Cinco-marias

por Eugênia Pickina

 

Existe brinquedo de menina e de menino?


“Deixe os brinquedos serem brinquedos.” (Let Toys Be Toys*)


Todos sabemos que as crianças imitam o mundo adulto em suas brincadeiras. De uma maneira lúdica, simplificada, elas reproduzem os hábitos e as atitudes que as cercam, como que num experimento para o mundo real.

Como muitas pessoas ainda ignoram o fato de que gênero é cultural (distinto do sexo, que é biológico), há alguns dias uma amiga me contou decepcionada que havia dado um jogo de panelinhas para o filho de aniversário e tinha sido asperamente criticada pela sogra, avó do menino, para quem aquilo era “brinquedo de menina”.

Bom. Se a brincadeira reflete o mundo adulto e prepara as crianças para ele, restringir panelinhas às meninas continua a replicar na sociedade a ideia de que cozinhar/cuidar da casa é tarefa de mulher.
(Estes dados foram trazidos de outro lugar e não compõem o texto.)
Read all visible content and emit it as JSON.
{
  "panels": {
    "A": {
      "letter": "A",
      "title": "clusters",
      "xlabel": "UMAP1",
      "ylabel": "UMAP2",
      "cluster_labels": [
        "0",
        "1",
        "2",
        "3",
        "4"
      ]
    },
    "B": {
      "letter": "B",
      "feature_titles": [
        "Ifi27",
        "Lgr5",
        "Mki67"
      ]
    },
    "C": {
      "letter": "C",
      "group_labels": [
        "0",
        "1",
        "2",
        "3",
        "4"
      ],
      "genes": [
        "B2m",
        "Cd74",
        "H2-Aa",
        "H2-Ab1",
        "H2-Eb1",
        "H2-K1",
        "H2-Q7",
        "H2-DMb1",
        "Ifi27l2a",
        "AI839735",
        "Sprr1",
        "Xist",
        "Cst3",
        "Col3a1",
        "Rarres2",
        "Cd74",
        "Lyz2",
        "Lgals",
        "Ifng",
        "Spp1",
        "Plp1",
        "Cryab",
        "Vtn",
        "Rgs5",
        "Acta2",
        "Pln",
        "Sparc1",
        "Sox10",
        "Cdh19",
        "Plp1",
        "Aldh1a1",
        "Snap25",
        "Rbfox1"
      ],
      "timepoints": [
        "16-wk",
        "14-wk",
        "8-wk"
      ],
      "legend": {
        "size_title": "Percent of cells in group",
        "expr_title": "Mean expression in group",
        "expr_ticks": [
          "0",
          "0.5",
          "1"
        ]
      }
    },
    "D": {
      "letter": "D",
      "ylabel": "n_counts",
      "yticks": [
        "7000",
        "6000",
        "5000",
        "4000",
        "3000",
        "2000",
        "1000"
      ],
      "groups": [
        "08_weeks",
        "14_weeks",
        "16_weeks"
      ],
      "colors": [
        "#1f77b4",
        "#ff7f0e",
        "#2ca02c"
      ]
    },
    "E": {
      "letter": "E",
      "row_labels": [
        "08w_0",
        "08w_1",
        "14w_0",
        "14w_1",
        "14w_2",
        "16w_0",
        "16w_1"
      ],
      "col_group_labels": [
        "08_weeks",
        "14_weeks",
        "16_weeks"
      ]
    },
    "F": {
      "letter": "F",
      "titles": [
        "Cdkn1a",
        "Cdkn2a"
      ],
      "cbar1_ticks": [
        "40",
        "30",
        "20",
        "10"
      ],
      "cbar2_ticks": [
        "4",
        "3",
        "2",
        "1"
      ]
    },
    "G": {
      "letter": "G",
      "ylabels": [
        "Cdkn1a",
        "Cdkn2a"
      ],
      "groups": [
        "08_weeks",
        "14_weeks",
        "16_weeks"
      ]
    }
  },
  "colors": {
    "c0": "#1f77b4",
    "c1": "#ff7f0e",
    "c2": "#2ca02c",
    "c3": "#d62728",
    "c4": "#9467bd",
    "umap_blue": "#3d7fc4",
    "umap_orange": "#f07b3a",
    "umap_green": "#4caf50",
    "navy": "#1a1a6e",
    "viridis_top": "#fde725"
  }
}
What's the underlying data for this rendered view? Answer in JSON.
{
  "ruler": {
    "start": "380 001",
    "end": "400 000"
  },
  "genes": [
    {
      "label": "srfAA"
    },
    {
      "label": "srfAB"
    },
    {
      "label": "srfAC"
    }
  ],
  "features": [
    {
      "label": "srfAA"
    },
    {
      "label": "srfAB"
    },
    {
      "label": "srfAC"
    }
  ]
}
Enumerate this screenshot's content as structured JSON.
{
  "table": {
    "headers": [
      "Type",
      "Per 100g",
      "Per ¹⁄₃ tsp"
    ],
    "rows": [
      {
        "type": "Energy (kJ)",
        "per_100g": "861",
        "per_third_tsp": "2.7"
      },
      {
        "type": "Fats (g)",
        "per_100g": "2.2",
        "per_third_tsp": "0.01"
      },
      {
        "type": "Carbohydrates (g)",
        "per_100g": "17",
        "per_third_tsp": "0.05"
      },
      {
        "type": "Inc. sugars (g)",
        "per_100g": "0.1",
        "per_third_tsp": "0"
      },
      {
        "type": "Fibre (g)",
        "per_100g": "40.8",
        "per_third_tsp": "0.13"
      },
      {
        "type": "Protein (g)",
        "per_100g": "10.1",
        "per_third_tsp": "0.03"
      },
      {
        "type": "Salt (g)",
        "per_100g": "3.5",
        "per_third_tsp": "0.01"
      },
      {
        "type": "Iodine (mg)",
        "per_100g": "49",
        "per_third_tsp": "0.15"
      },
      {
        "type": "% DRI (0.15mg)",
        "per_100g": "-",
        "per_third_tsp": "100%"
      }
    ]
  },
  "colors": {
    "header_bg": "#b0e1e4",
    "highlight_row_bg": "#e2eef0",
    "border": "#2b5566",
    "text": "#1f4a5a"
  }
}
E como podemos esperar que os meninos assumam essas funções quando eles forem adultos se eles passam a infância inteira assimilando esse modelo cultural rígido patriarcal?

Infelizmente a maioria das lojas de brinquedos (ainda) apresenta no Brasil seus produtos em seções de menino e menina. Na prática, brinquedos relacionados a tarefas domésticas, como uma máquina de lavar ou um fogão, vêm acompanhados nas caixas quase sempre de fotos de meninas. Além disso, os pais que querem escapar à estereotipagem nos brinquedos esbarram também, principalmente no caso desses brinquedos, no uso predominante da cor rosa, uma cor que muitos meninos rejeitam por associarem às meninas. Ora. Por que quase não há fogões de brinquedo brancos, vermelhos, verdes? O fogão da minha cozinha não está pintado de cor de rosa. E eu e meu marido cozinhamos na nossa casa e de acordo com nossas preferências de cardápios e hábitos, dividindo o preparar das refeições, alterando com respeito os dias na cozinha e para que ambos consigamos dar conta de outras funções e compromissos.

Quando eu era criança, brincávamos eu, minha irmã e meu irmão de casinha. Ele, o meu irmão, insistia com a gente para permanecer na cozinha, cuidando da comida. Cresceu, casou e continuou a cozinhar, aplicando a si mesmo as palavras de Mia Couto: “cozinhar não é um serviço, cozinhar é um modo de amar os outros”.

Minha filha tem sete anos e gosta de brincar com carrinho, caminhão, trator robusto para carregar o “feno dos cavalos na fazenda”, imaginando em uma tarde de sol que é uma policial ativa na segurança da nossa cidade; outros dias, uma investigadora ocupada em decifrar um caso de mistério difícil, e outros, uma química “aperfeiçoadora de flores e plantas”. 

Na realidade, quando abandonamos as crenças insensatas, nutridas pela rigidez tão peculiar à ignorância, observamos que meninas e meninos simplesmente gostam de brinquedos variados. Por isso, não faz o menor sentido impedir brincadeiras e brinquedos de tipos diferentes, que ajudam no desenvolvimento de capacidades específicas. Porque não é um mundo polarizado, tomado por preconceitos, que desejamos que nossas crianças encontrem…


Notinha


*Let Toys Be Toys (“Deixe os brinquedos serem brinquedos”) – é uma campanha britânica que luta para não excluir as crianças de certos tipos de brinquedos ou brincadeiras, à medida que essa exclusão faz com que elas percam experiências de formação importantes.

Em 2014, a Lego lançou uma linha de bonecas femininas cientistas, com uma astrônoma, uma química e uma paleontóloga.

Xalingo é um exemplo de empresa de brinquedos gaúcha que vem apostando em cores menos identificadas com um gênero específico. Seu brinquedo de blocos “Pequeno Engenheiro” traz um menino e uma menina usando capacetes de obras na capa. Sua cozinha “para meninos e meninas” teve um “retorno muito positivo” por parte do consumidor, declarou a fabricante à Folha de S. Paulo no ano passado.